Veterans are particularly susceptible to opioid dependence and abuse.
Identifying sex-specific differences for patients at risk of negative outcomes opioid use disorder (OUD) in co-occurring medical, psychiatric, and pain-related diagnoses could be dividends, particularly among US veterans.
A team, led by MacKenzie R. Peltier, PhD, Department of Psychiatry, Yale School of Medicine, identified some of the sex-differences between OUD patients in an effort to drive treatment decisions.
OUD and overdose rates are increasing among US veterans and have been a major focal point for the Veterans Health Administration (VHA). The rates of multimorbidities are likely to vary between men and women patients with OUD, which could have treatment implications
In the study, the researchers used data on all veterans receiving VHA health care between October 2011 and September 2012 who were diagnosed with opioid dependence or abuse.
The researchers compared these patients by sex on proportions with OUD and among those with OUD on sociodemographic characteristics, medical, psychiatric, and pain-related diagnoses, as well as on service use and psychotropic and opioid agonist prescription fills.
During the study period, there were 48,408 patients diagnosed with OUD, 5.77% of which were women. However, there were few sociodemographic differences observed between sexes in this patient population.
But the researchers did find female veterans had a higher rate of psychiatric diagnoses, particularly mood, anxiety, and personality disorders. Women also had higher rates of pain-related diagnoses, including headache and fibromyalgia.
On the other hand, male veterans were more likely to have concurrent, severe medical co-morbidities, such as hepatic disease, HIV, cancers, peripheral vascular disease, diabetes and related complications, and renal disease.
Overall, there were few differences identified in health service utilization. Women did report greater receipt of prescriptions for anxiolytic/sedative/hypnotics, stimulants, and lithium.
Also, men and women did not differ in receipt of opioid agonist medications or mental health or substance use treatments.
“There are substantial sex-specific differences in patterns of multimorbidity among veterans with OUD, spanning medical, psychiatric and pain-related diagnoses,” the authors wrote. “These results illustrate the need to view OUD as a multimorbid condition and design interventions to target such multimorbidities.
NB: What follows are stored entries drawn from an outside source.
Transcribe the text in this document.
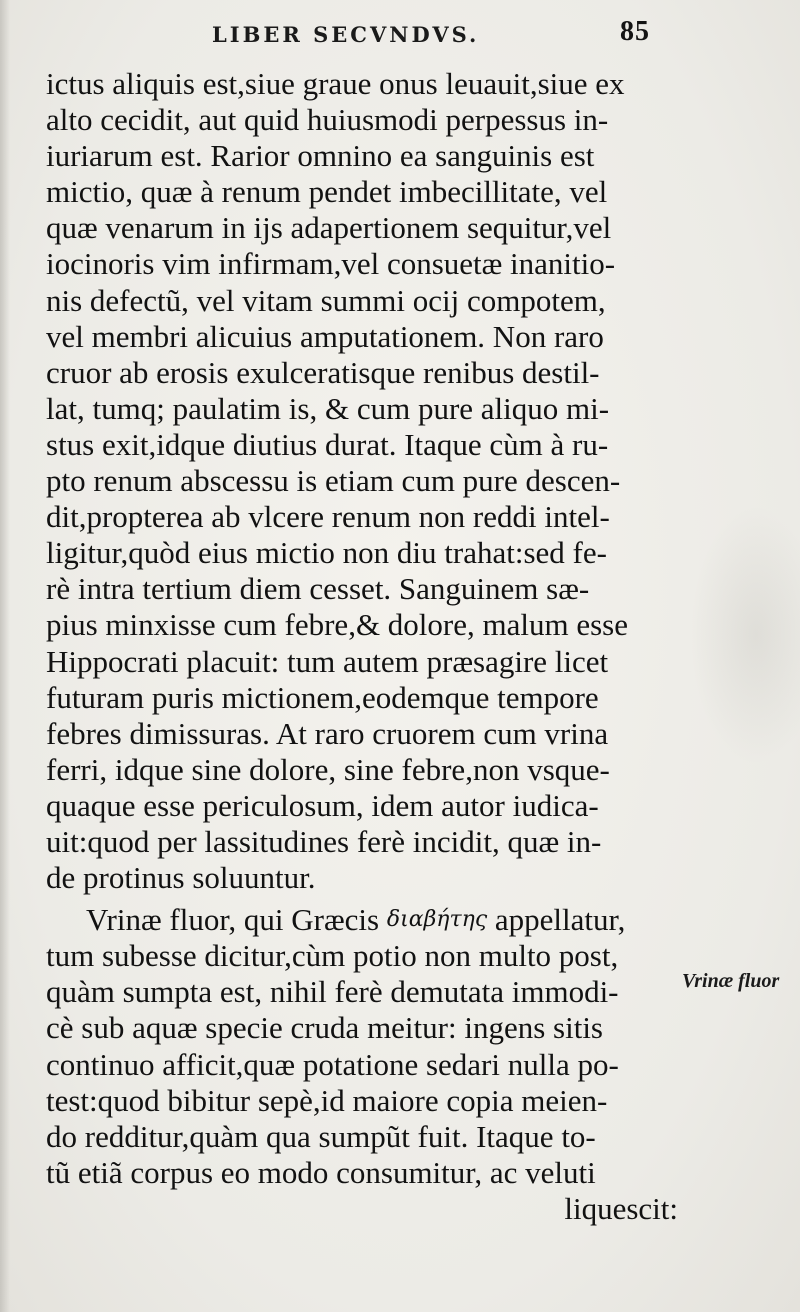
LIBER SECVNDVS.	85
ictus aliquis est,siue graue onus leuauit,siue ex
alto cecidit, aut quid huiusmodi perpessus in-
iuriarum est. Rarior omnino ea sanguinis est
mictio, quæ à renum pendet imbecillitate, vel
quæ venarum in ijs adapertionem sequitur,vel
iocinoris vim infirmam,vel consuetæ inanitio-
nis defectũ, vel vitam summi ocij compotem,
vel membri alicuius amputationem. Non raro
cruor ab erosis exulceratisque renibus destil-
lat, tumq; paulatim is, & cum pure aliquo mi-
stus exit,idque diutius durat. Itaque cùm à ru-
pto renum abscessu is etiam cum pure descen-
dit,propterea ab vlcere renum non reddi intel-
ligitur,quòd eius mictio non diu trahat:sed fe-
rè intra tertium diem cesset. Sanguinem sæ-
pius minxisse cum febre,& dolore, malum esse
Hippocrati placuit: tum autem præsagire licet
futuram puris mictionem,eodemque tempore
febres dimissuras. At raro cruorem cum vrina
ferri, idque sine dolore, sine febre,non vsque-
quaque esse periculosum, idem autor iudica-
uit:quod per lassitudines ferè incidit, quæ in-
de protinus soluuntur.
Vrinæ fluor, qui Græcis διαβήτης appellatur,
tum subesse dicitur,cùm potio non multo post,
quàm sumpta est, nihil ferè demutata immodi-
cè sub aquæ specie cruda meitur: ingens sitis
continuo afficit,quæ potatione sedari nulla po-
test:quod bibitur sepè,id maiore copia meien-
do redditur,quàm qua sumpũt fuit. Itaque to-
tũ etiã corpus eo modo consumitur, ac veluti
liquescit:
Vrinæ fluor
The present study highlights the potential benefits of sex-specific treatment and prevention efforts among female veterans with OUD and related co-occurring disorders.”
Recently, researchers found patient-reported outcomes (PRO) in the treatment of opioid dependence may be affected by the method of treatment.
Investigators, led by Fredrik Tiberg, PhD, of Camurus, found that patients in treatment receiving depot buprenorphine self-reported an improved treatment satisfaction compared to those receiving daily sublingual (SL) buprenorphine.
According to investigators, there is an increased interest in using PRO as an alternative end point for assessment and comparison of different medication in addiction outcome studies.
Data shows the mean daily dose of SL buprenorphine was 15.6 mg/d and the mean weekly depot buprenorphine dose was 21.5 mg/week and mean monthly dose was 107.4 mg/month.
The study, “Sex Differences in Opioid Use Disorder Prevalence and Multimorbidity Nationally in the Veterans Health Administration,” was published online in the Journal of Dual Diagnosis.